In case you’re wondering, he doesn’t confirm what exactly that is. Early on he mentions that his list is composed of games he’s paid attention to in development. If the 9 casuals are the basis for this big secret, I’d have to ask “why bother?” Is secrecy such a huge deal in the iPhone market when every good game will inevitably see a swath of imitators anyways? These aren’t 100 million dollar projects we’re talking about here.

I also took a bit of umbridge to his characterization of Minecraft and its players. Not only does he feel “it isn’t any bloody good,” – but fun (???) – but that the players who stick with it “only like it because they’re snobbishly downloading texture packs and showing how clever and cool they are.” Worse than that, he claims that the people who’ve bought it only do so because “it justifies a version of gaming that you feel should be dominant. But, actually it’s not. Everyone’s buying Angry Birds.”

In his defense, he gives Notch a lot of credit for how virally he’s marketed the game. Still, as someone who enjoys the game – on a far deeper level than any “casual” game I’ve played – I don’t particularly like being characterized as a thoughtless, money-throwing zombie.

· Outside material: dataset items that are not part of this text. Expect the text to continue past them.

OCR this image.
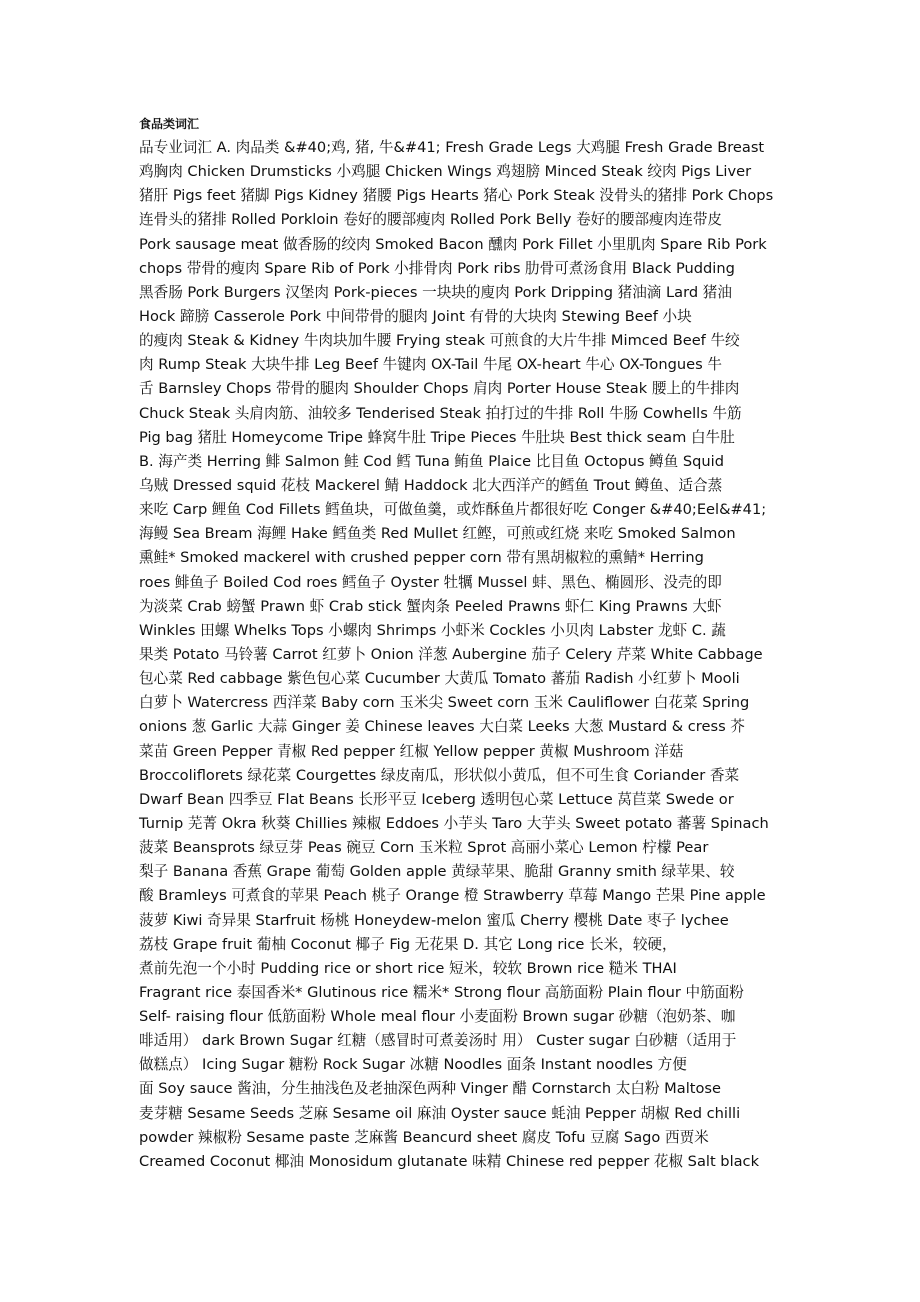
食品类词汇
品专业词汇 A. 肉品类 &#40;鸡, 猪, 牛&#41; Fresh Grade Legs 大鸡腿 Fresh Grade Breast
鸡胸肉 Chicken Drumsticks 小鸡腿 Chicken Wings 鸡翅膀 Minced Steak 绞肉 Pigs Liver
猪肝 Pigs feet 猪脚 Pigs Kidney 猪腰 Pigs Hearts 猪心 Pork Steak 没骨头的猪排 Pork Chops
连骨头的猪排 Rolled Porkloin 卷好的腰部瘦肉 Rolled Pork Belly 卷好的腰部瘦肉连带皮
Pork sausage meat 做香肠的绞肉 Smoked Bacon 醺肉 Pork Fillet 小里肌肉 Spare Rib Pork
chops 带骨的瘦肉 Spare Rib of Pork 小排骨肉 Pork ribs 肋骨可煮汤食用 Black Pudding
黑香肠 Pork Burgers 汉堡肉 Pork-pieces 一块块的廋肉 Pork Dripping 猪油滴 Lard 猪油
Hock 蹄膀 Casserole Pork 中间带骨的腿肉 Joint 有骨的大块肉 Stewing Beef 小块
的瘦肉 Steak & Kidney 牛肉块加牛腰 Frying steak 可煎食的大片牛排 Mimced Beef 牛绞
肉 Rump Steak 大块牛排 Leg Beef 牛键肉 OX-Tail 牛尾 OX-heart 牛心 OX-Tongues 牛
舌 Barnsley Chops 带骨的腿肉 Shoulder Chops 肩肉 Porter House Steak 腰上的牛排肉
Chuck Steak 头肩肉筋、油较多 Tenderised Steak 拍打过的牛排 Roll 牛肠 Cowhells 牛筋
Pig bag 猪肚 Homeycome Tripe 蜂窝牛肚 Tripe Pieces 牛肚块 Best thick seam 白牛肚
B. 海产类 Herring 鲱 Salmon 鲑 Cod 鳕 Tuna 鲔鱼 Plaice 比目鱼 Octopus 鳟鱼 Squid
乌贼 Dressed squid 花枝 Mackerel 鲭 Haddock 北大西洋产的鳕鱼 Trout 鳟鱼、适合蒸
来吃 Carp 鲤鱼 Cod Fillets 鳕鱼块，可做鱼羹，或炸酥鱼片都很好吃 Conger &#40;Eel&#41;
海鳗 Sea Bream 海鲤 Hake 鳕鱼类 Red Mullet 红鲣，可煎或红烧 来吃 Smoked Salmon
熏鲑* Smoked mackerel with crushed pepper corn 带有黑胡椒粒的熏鲭* Herring
roes 鲱鱼子 Boiled Cod roes 鳕鱼子 Oyster 牡犡 Mussel 蚌、黑色、椭圆形、没壳的即
为淡菜 Crab 螃蟹 Prawn 虾 Crab stick 蟹肉条 Peeled Prawns 虾仁 King Prawns 大虾
Winkles 田螺 Whelks Tops 小螺肉 Shrimps 小虾米 Cockles 小贝肉 Labster 龙虾 C. 蔬
果类 Potato 马铃薯 Carrot 红萝卜 Onion 洋葱 Aubergine 茄子 Celery 芹菜 White Cabbage
包心菜 Red cabbage 紫色包心菜 Cucumber 大黄瓜 Tomato 蕃茄 Radish 小红萝卜 Mooli
白萝卜 Watercress 西洋菜 Baby corn 玉米尖 Sweet corn 玉米 Cauliflower 白花菜 Spring
onions 葱 Garlic 大蒜 Ginger 姜 Chinese leaves 大白菜 Leeks 大葱 Mustard & cress 芥
菜苗 Green Pepper 青椒 Red pepper 红椒 Yellow pepper 黄椒 Mushroom 洋菇
Broccoliflorets 绿花菜 Courgettes 绿皮南瓜，形状似小黄瓜，但不可生食 Coriander 香菜
Dwarf Bean 四季豆 Flat Beans 长形平豆 Iceberg 透明包心菜 Lettuce 莴苣菜 Swede or
Turnip 芜菁 Okra 秋葵 Chillies 辣椒 Eddoes 小芋头 Taro 大芋头 Sweet potato 蕃薯 Spinach
菠菜 Beansprots 绿豆芽 Peas 碗豆 Corn 玉米粒 Sprot 高丽小菜心 Lemon 柠檬 Pear
梨子 Banana 香蕉 Grape 葡萄 Golden apple 黄绿苹果、脆甜 Granny smith 绿苹果、较
酸 Bramleys 可煮食的苹果 Peach 桃子 Orange 橙 Strawberry 草莓 Mango 芒果 Pine apple
菠萝 Kiwi 奇异果 Starfruit 杨桃 Honeydew-melon 蜜瓜 Cherry 樱桃 Date 枣子 lychee
荔枝 Grape fruit 葡柚 Coconut 椰子 Fig 无花果 D. 其它 Long rice 长米，较硬，
煮前先泡一个小时 Pudding rice or short rice 短米，较软 Brown rice 糙米 THAI
Fragrant rice 泰国香米* Glutinous rice 糯米* Strong flour 高筋面粉 Plain flour 中筋面粉
Self- raising flour 低筋面粉 Whole meal flour 小麦面粉 Brown sugar 砂糖（泡奶茶、咖
啡适用） dark Brown Sugar 红糖（感冒时可煮姜汤时 用） Custer sugar 白砂糖（适用于
做糕点） Icing Sugar 糖粉 Rock Sugar 冰糖 Noodles 面条 Instant noodles 方便
面 Soy sauce 酱油，分生抽浅色及老抽深色两种 Vinger 醋 Cornstarch 太白粉 Maltose
麦芽糖 Sesame Seeds 芝麻 Sesame oil 麻油 Oyster sauce 蚝油 Pepper 胡椒 Red chilli
powder 辣椒粉 Sesame paste 芝麻酱 Beancurd sheet 腐皮 Tofu 豆腐 Sago 西贾米
Creamed Coconut 椰油 Monosidum glutanate 味精 Chinese red pepper 花椒 Salt black
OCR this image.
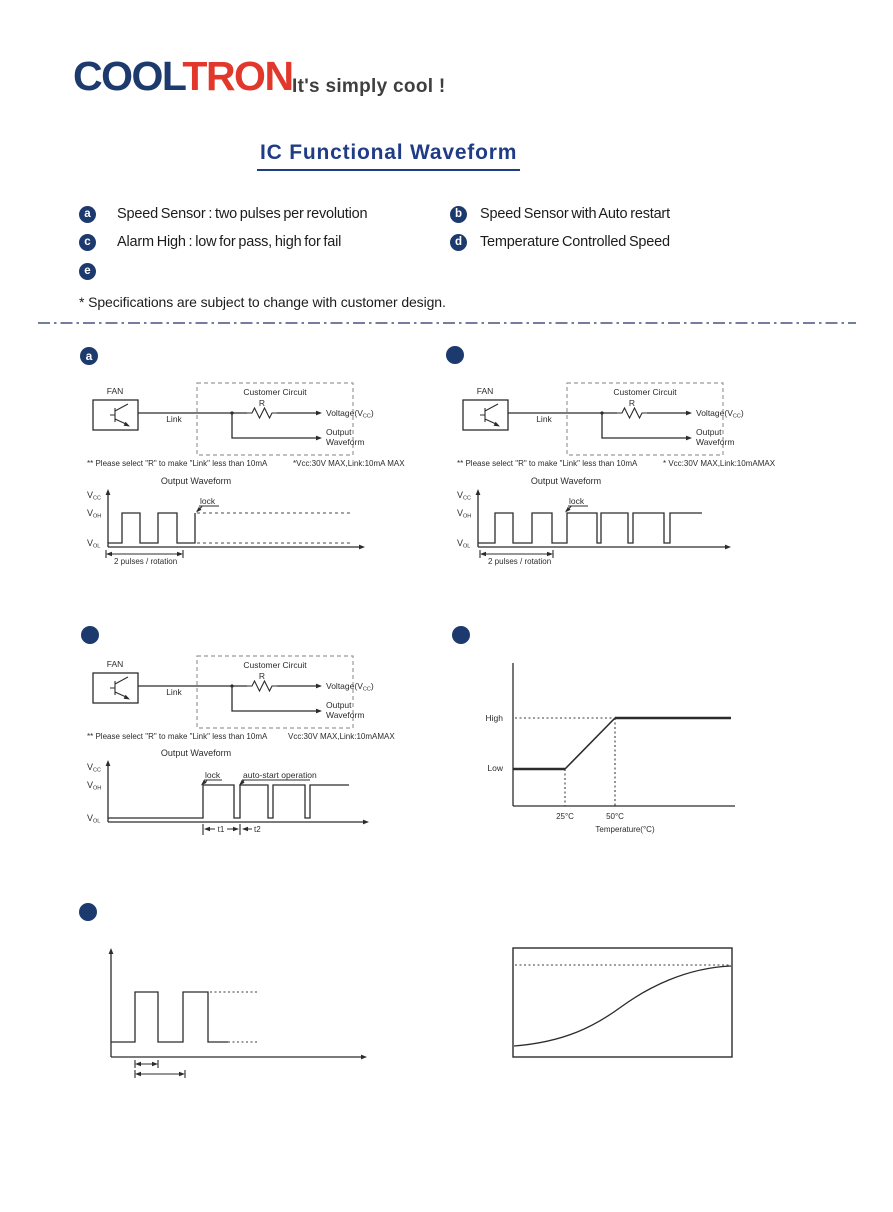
COOLTRON It's simply cool !
IC Functional Waveform
a Speed Sensor : two pulses per revolution	b Speed Sensor with Auto restart
c Alarm High : low for pass, high for fail	d Temperature Controlled Speed
e
* Specifications are subject to change with customer design.
a
FAN	Customer Circuit
Link
R
Voltage(VCC)
Output
Waveform
** Please select "R" to make "Link" less than 10mA	*Vcc:30V MAX,Link:10mA MAX
Output Waveform
VCC
VOH
VOL
lock
2 pulses / rotation
FAN	Customer Circuit
Link
R
Voltage(VCC)
Output
Waveform
** Please select "R" to make "Link" less than 10mA	* Vcc:30V MAX,Link:10mAMAX
Output Waveform
VCC
VOH
VOL
lock
2 pulses / rotation
FAN	Customer Circuit
Link
R
Voltage(VCC)
Output
Waveform
** Please select "R" to make "Link" less than 10mA	Vcc:30V MAX,Link:10mAMAX
Output Waveform
VCC
VOH
VOL
lock	auto-start operation
t1	t2
High
Low
25°C	50°C
Temperature(°C)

Considering that Minecraft had such uptake in the MMO community, this kind of carefree banter is tantamount to pouring gasoline on an already rickety bridge. I guess it’s a good thing he’s in the iPhone scene now so the WAR team won’t have another fire to put out.

Anyways, I think you should give the show a listen. As much as I’ve found myself questioning Paul in this show, he definitely portrays himself as a very intelligent and experienced man of the industry. Plus, he pretty much seems like a nice guy behind all the antics. Head on over and give it a listen, see if this new, momentarily humble, Paul is still to your liking. Either way, I wish him the best of luck with this new project. Good games – on any platform – is a win for us all.